ISO-NE players split over 2-part capacity auction proposal
- State regulators and market participants are divided over ISO-New England's proposal to enact two-part capacity market auctions to better integrate state energy policies into its market construct.
- State regulators from Massachusetts, Maine and New Hampshire filed comments at the Federal Energy Regulatory Commission in support to ISO-NE's Competitive Auctions with Sponsored Policy Resources (CASPR) proposal, while Vermont, Rhode Island and Connecticut opposed it.
- Power generators also filed comments in support of the proposal, while renewable energy and consumer advocate interests pushed for changes or rejection.
ISO-NE unveiled its two-part capacity auction in April 2017 after a series of stakeholder meetings over how to better integrate state energy policies into its wholesale market construct.
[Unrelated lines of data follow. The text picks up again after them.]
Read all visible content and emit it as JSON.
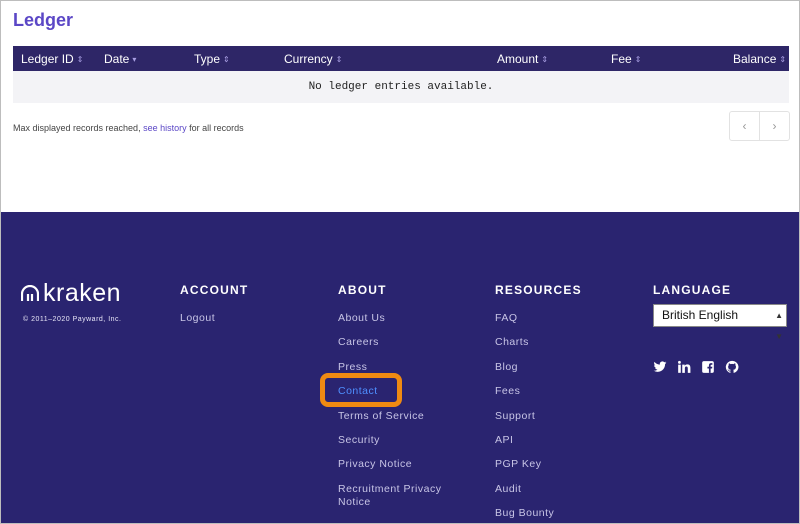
{
  "page": {
    "title": "Ledger"
  },
  "table": {
    "columns": [
      {
        "label": "Ledger ID",
        "sort": "⇕"
      },
      {
        "label": "Date",
        "sort": "▾"
      },
      {
        "label": "Type",
        "sort": "⇕"
      },
      {
        "label": "Currency",
        "sort": "⇕"
      },
      {
        "label": "Amount",
        "sort": "⇕"
      },
      {
        "label": "Fee",
        "sort": "⇕"
      },
      {
        "label": "Balance",
        "sort": "⇕"
      }
    ],
    "empty_message": "No ledger entries available."
  },
  "max_note": {
    "prefix": "Max displayed records reached, ",
    "link": "see history",
    "suffix": " for all records"
  },
  "pager": {
    "prev": "‹",
    "next": "›"
  },
  "footer": {
    "brand": "kraken",
    "copyright": "© 2011–2020 Payward, Inc.",
    "account": {
      "title": "ACCOUNT",
      "items": [
        "Logout"
      ]
    },
    "about": {
      "title": "ABOUT",
      "items": [
        "About Us",
        "Careers",
        "Press",
        "Contact",
        "Terms of Service",
        "Security",
        "Privacy Notice",
        "Recruitment Privacy Notice"
      ]
    },
    "resources": {
      "title": "RESOURCES",
      "items": [
        "FAQ",
        "Charts",
        "Blog",
        "Fees",
        "Support",
        "API",
        "PGP Key",
        "Audit",
        "Bug Bounty"
      ]
    },
    "language": {
      "title": "LANGUAGE",
      "selected": "British English"
    },
    "social_icons": [
      "twitter-icon",
      "linkedin-icon",
      "facebook-icon",
      "github-icon"
    ],
    "colors": {
      "background": "#2a2470",
      "accent": "#5b47c6",
      "highlight": "#ef8a12"
    }
  }
}
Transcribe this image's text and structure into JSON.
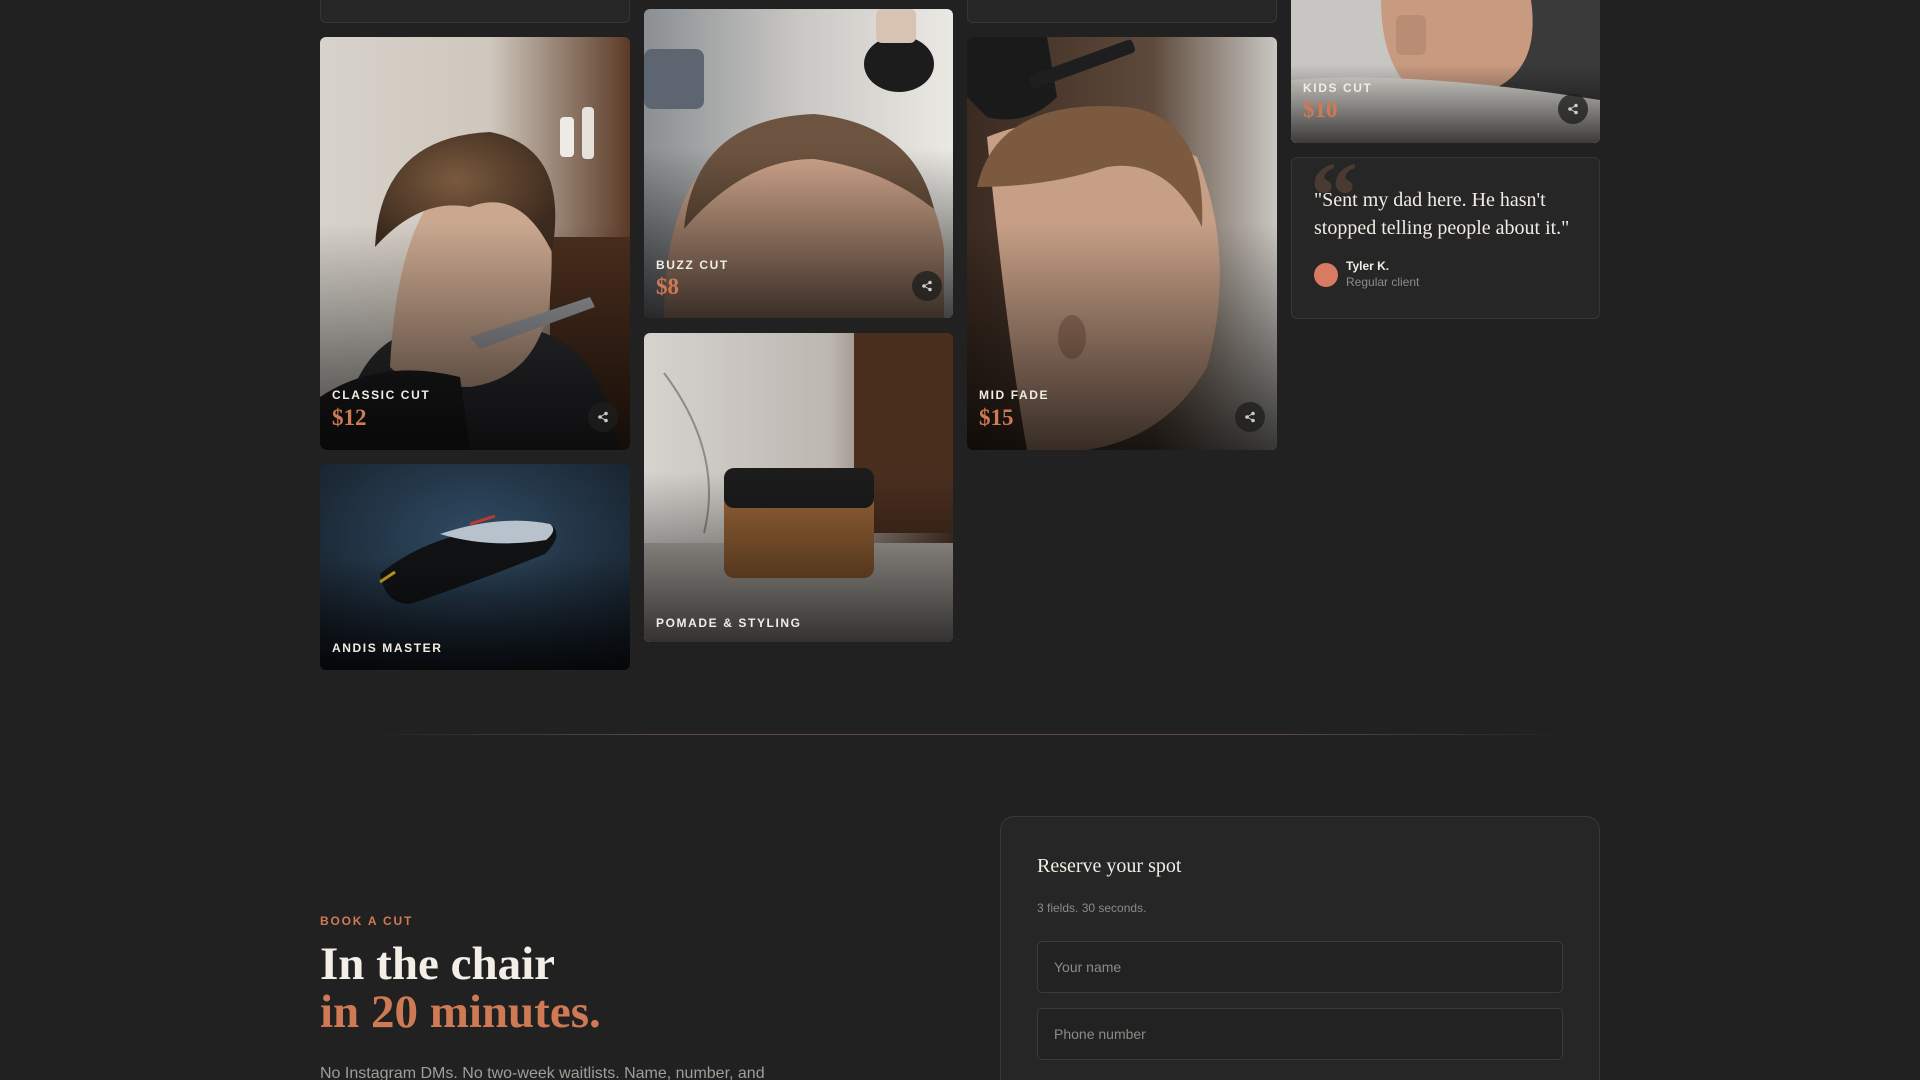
{
  "gallery": {
    "classic_cut": {
      "label": "CLASSIC CUT",
      "price": "$12"
    },
    "buzz_cut": {
      "label": "BUZZ CUT",
      "price": "$8"
    },
    "mid_fade": {
      "label": "MID FADE",
      "price": "$15"
    },
    "kids_cut": {
      "label": "KIDS CUT",
      "price": "$10"
    },
    "andis_master": {
      "label": "ANDIS MASTER"
    },
    "pomade": {
      "label": "POMADE & STYLING"
    }
  },
  "testimonial": {
    "quote": "\"Sent my dad here. He hasn't stopped telling people about it.\"",
    "author": "Tyler K.",
    "role": "Regular client"
  },
  "booking": {
    "eyebrow": "BOOK A CUT",
    "headline_line1": "In the chair",
    "headline_line2": "in 20 minutes.",
    "lede": "No Instagram DMs. No two-week waitlists. Name, number, and",
    "form": {
      "title": "Reserve your spot",
      "subtitle": "3 fields. 30 seconds.",
      "name_placeholder": "Your name",
      "phone_placeholder": "Phone number"
    }
  },
  "icons": {
    "share": "share-icon",
    "quote": "quote-mark-icon"
  },
  "colors": {
    "background": "#212121",
    "accent": "#d07a55",
    "card": "#262626"
  }
}
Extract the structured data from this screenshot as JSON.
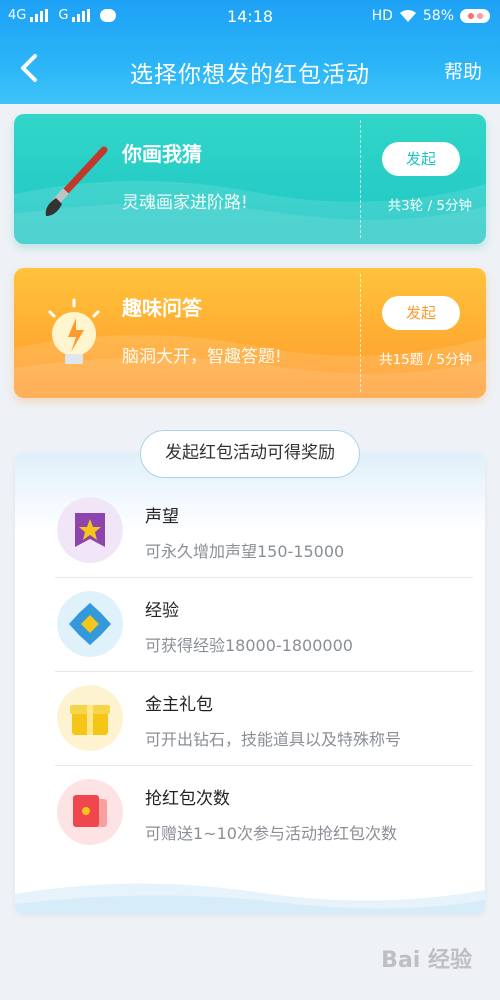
{
  "status": {
    "network1": "4G",
    "network2": "G",
    "time": "14:18",
    "hd": "HD",
    "battery": "58%"
  },
  "nav": {
    "title": "选择你想发的红包活动",
    "help": "帮助"
  },
  "activities": [
    {
      "title": "你画我猜",
      "desc": "灵魂画家进阶路!",
      "button": "发起",
      "meta": "共3轮 / 5分钟",
      "icon": "paintbrush-icon",
      "color": "#22c3c6"
    },
    {
      "title": "趣味问答",
      "desc": "脑洞大开，智趣答题!",
      "button": "发起",
      "meta": "共15题 / 5分钟",
      "icon": "lightbulb-icon",
      "color": "#ff9a2e"
    }
  ],
  "rewards": {
    "header": "发起红包活动可得奖励",
    "items": [
      {
        "title": "声望",
        "desc": "可永久增加声望150-15000",
        "icon": "reputation-banner-icon"
      },
      {
        "title": "经验",
        "desc": "可获得经验18000-1800000",
        "icon": "experience-gem-icon"
      },
      {
        "title": "金主礼包",
        "desc": "可开出钻石，技能道具以及特殊称号",
        "icon": "gift-box-icon"
      },
      {
        "title": "抢红包次数",
        "desc": "可赠送1~10次参与活动抢红包次数",
        "icon": "red-envelope-icon"
      }
    ]
  },
  "watermark": "Bai 经验"
}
The concern is that resources supported by state energy policies — like renewable energy mandates or nuclear credits — will push down capacity market prices as they proliferate, forcing unsubsidized resources out of the market and potentially threatening reliability.
To fix that, ISO-NE proposes to split its capacity markets in two. The first round of capacity auction would work much like the current one, with resources subject to existing minimum pricing rules and other obligations.
Then, in a second auction, retiring resources that earn capacity supply obligations in the capacity market could transfer those obligations to new, subisidized resources that do not have the obligation. The existing resource — like a coal plant — would then retire and pay the subsidized resource — such as wind or solar — for meeting the obligation.
The price for those resources would be determined by this "substitution auction" in a manner similar to the settlement process that occurs today between the real-time and day-ahead energy markets.
"Because no [minimum pricing rule] is applied in the substitution auction, sponsored new resources seeking [capacity supply obligations] can offer at, and the substitution auction will tend to clear at, a lower price than the primary auction," ISO-NE wrote in its proposal at FERC. "Accordingly, existing resources that clear as demand in the substitution auction are generally able to shed their obligations at a lower price than they receive in the primary auction."
The proposal drew mixed reviews from ISO-NE players, even splitting stakeholders from the same state, RTO Insider notes. Massachusetts Attorney General Maura Healey opposed the measure, writing in comments that it would make consumers "pay twice for the same capacity." The state Department of Public Utilities, however, wrote that it supported the plan because it would "prevent direct harm to Massachusetts ratepayers and the inefficient development of more generation resources than the region requires."
Power generators — largely gas- and oil-fired plants in ISO-NE — stand to gain from higher capacity prices as a result of the plan. The New England Power Generators Association asked FERC to approve the plan as a "reasonable compromise between maintaining competitive pricing in the Forward Capacity Auction and allowing otherwise uneconomic, subsidized renewable, clean and alternative resources to acquire Capacity Supply Obligations."
Consumer and environmental groups pushed back on the proposal, asking ISO-NE to preserve existing exemptions to minimum pricing rules that leave out subsidized renewables. Similar pricing reforms have been proposed in PJM, and debate over the market changes are likely to be a focus at FERC in 2018 after the commission rejected a Department of Energy proposal to subsidize coal and nuclear plants.